At this time there were two of Europe’s international talk-fests being held on the same Swiss lake. For many years such gatherings had been Lanny’s favorite form of diversion; he had attended a dozen, and had met all the interesting people, the statesmen and writers, the reformers and cranks. Irma had never been to one, but had heard him tell about them, and always in glowing terms. Now he proposed: "Let’s stop off on our way to Berlin." "O.K. by me!" said Irma.

VIII

They followed the course of the River Rhone, every stage of which had some memory of Marie de Bruyne: the hotels where she and Lanny had stopped, the scenery they had admired, the history they had recalled. But Lanny judged it better for Irma to have her own memories, unscented by the perfume of any other woman. They climbed into the region of pine-trees and wound through rocky gorges where the air was still and clear. Many bridges and a great dam, and it was Lake Leman, with Geneva, home of the League of Nations, an institution which for a few years had been the hope of mankind, but now appeared to have fallen victim to a mysterious illness. Since the beginning of the year a great Conference on Arms Limitation, with six hundred delegates from thirteen nations, had been meeting here, and was to continue for a year longer; each nation in turn would bring forward a plea to limit the sort of weapon which it didn’t have or didn’t need, and then the other nations would show what was wrong with that plan.

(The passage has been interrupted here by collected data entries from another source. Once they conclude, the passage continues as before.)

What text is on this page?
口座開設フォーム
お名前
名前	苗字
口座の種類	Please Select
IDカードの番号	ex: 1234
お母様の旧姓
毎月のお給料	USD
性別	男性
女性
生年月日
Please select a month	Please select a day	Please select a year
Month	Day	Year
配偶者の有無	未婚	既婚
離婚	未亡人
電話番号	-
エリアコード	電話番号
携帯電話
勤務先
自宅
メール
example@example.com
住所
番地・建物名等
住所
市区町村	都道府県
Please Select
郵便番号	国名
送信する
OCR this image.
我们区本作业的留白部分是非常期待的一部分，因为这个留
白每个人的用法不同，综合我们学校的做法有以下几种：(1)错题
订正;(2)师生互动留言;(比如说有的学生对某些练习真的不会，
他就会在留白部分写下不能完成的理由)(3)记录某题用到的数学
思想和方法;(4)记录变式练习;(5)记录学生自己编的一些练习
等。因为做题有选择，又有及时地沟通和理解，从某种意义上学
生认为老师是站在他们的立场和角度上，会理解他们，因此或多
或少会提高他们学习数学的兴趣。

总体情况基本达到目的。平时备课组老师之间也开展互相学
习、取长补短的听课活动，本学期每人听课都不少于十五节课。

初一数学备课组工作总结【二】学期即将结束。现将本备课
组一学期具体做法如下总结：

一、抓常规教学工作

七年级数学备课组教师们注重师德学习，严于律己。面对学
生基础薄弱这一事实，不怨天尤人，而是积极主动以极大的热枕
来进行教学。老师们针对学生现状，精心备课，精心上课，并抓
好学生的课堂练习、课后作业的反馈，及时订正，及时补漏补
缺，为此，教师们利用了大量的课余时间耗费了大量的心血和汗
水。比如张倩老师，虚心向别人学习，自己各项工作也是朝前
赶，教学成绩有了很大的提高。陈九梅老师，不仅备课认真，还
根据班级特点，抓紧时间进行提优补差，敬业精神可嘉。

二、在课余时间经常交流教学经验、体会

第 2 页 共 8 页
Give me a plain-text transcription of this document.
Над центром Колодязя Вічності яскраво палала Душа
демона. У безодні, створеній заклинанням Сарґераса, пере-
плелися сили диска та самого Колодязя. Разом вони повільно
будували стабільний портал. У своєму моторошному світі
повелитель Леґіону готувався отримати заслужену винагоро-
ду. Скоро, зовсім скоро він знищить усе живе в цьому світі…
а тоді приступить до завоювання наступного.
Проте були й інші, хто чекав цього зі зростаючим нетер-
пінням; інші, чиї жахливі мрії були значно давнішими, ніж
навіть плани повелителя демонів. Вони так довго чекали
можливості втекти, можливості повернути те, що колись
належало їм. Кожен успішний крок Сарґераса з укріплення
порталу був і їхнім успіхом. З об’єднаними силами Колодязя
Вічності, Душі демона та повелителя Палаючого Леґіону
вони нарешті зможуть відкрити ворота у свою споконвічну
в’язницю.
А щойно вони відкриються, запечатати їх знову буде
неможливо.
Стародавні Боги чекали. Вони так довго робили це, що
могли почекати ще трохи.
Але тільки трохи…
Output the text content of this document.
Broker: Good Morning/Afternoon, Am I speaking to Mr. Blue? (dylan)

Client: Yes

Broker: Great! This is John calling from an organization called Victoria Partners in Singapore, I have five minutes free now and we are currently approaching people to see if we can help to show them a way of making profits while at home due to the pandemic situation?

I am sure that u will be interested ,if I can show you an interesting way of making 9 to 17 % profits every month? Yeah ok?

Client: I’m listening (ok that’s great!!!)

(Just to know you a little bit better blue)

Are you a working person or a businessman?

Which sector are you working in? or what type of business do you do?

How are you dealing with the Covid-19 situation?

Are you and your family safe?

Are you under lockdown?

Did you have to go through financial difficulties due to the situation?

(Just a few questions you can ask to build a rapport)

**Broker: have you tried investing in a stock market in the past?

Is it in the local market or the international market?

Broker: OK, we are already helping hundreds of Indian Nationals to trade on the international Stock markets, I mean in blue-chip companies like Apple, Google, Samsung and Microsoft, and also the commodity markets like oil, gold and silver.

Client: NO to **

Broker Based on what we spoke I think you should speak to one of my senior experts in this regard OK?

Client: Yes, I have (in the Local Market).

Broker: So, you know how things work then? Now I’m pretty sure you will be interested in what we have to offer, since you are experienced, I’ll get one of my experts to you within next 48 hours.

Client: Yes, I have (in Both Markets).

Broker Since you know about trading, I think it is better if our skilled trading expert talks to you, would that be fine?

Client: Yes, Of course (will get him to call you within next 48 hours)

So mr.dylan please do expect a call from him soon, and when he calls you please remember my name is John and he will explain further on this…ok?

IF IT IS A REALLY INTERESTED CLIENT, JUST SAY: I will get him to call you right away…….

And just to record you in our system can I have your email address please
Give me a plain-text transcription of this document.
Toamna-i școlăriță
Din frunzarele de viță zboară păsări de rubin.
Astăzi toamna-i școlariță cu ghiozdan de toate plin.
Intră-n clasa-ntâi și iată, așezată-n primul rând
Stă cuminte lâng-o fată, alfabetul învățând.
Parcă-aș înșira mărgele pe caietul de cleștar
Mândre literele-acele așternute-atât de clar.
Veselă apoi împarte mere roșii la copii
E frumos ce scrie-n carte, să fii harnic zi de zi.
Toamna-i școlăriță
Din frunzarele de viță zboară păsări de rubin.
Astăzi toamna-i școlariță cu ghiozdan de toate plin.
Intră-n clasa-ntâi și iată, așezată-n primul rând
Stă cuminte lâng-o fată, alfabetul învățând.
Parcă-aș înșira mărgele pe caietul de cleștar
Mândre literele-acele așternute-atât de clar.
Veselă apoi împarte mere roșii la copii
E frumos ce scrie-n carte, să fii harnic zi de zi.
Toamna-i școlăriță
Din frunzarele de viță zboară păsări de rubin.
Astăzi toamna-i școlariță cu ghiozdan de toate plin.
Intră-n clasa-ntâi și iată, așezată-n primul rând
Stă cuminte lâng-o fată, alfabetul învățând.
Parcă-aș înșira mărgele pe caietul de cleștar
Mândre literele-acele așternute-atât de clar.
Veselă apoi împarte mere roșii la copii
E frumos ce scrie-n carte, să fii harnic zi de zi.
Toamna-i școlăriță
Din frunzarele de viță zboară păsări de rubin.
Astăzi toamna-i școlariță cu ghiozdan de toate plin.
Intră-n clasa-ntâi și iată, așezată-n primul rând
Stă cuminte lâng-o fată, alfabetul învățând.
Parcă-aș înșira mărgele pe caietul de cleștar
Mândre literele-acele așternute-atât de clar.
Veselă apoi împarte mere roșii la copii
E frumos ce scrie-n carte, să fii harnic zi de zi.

Farther up the lake was Lausanne, where the premiers and foreign ministers were gathered to debate the ancient question of reparations. Lanny Budd greeted his friend Pete and other journalists whom he had been meeting off and on since the great peace conference thirteen summers ago. They remembered him and were glad to see him; they knew about his gold-embossed wife and her palace in Paris; they knew about Rick and his play. Here was another show, and a fashionable young couple was taken right behind the scenes.

Lausanne is built on a mountainside, with each street at a different level. The French had a hotel at the top, the British one at the bottom, and the other nations in between; the diplomats ascended or descended to have their wrangles in one another’s suites, and the newspapermen wore themselves thin chasing the various controversies up hill and down. Such, at any rate, was Corsatti’s description. The statesmen were trying to keep their doings secret, and Pete declared that when one saw you he dived into his hole like a woodchuck. Your only chance was to catch one of them in swimming.

It was good clean fun, if you were a spectator who liked to hear gossip and ferret out mysteries, or a devil-may-care journalist with an expense account which you padded freely. The food was of the best, the climate delightful, the scenery ditto, with Mont Blanc right at your back door—or so it seemed in the dustless Alpine air. You would be unhappy only if you thought about the millions of mankind whose destiny was being gambled with by politicians. The gaming-table was a powder-keg as big as all the Alps, and the players had no thought but to keep their own country on top, their own class on top within their country, and their own selves on top within their class.

IX

The statesmen had to drop the Young Plan, by which Germany had been bound to pay twenty-five billion dollars in reparations. But France couldn’t give up the hope of getting something; so now with incessant wrangling they were adopting a plan whereby at the end of three years Germany was to give bonds for three billion marks. But most observers agreed that this was pure futility; Germany was borrowing, not paying. Germany was saying to the bankers of the United States: "We have five billions of your money, and if you don’t save us you will lose it all!" The people of Germany were saying: "If you don’t feed us we shall vote for Hitler, or worse yet for Thalmann, the Bolshevik." The statesmen of Germany were saying: "We are terrified about what will happen"—and who could say whether they were really terrified or only pretending? Who could trust anybody in power, anywhere in all the world?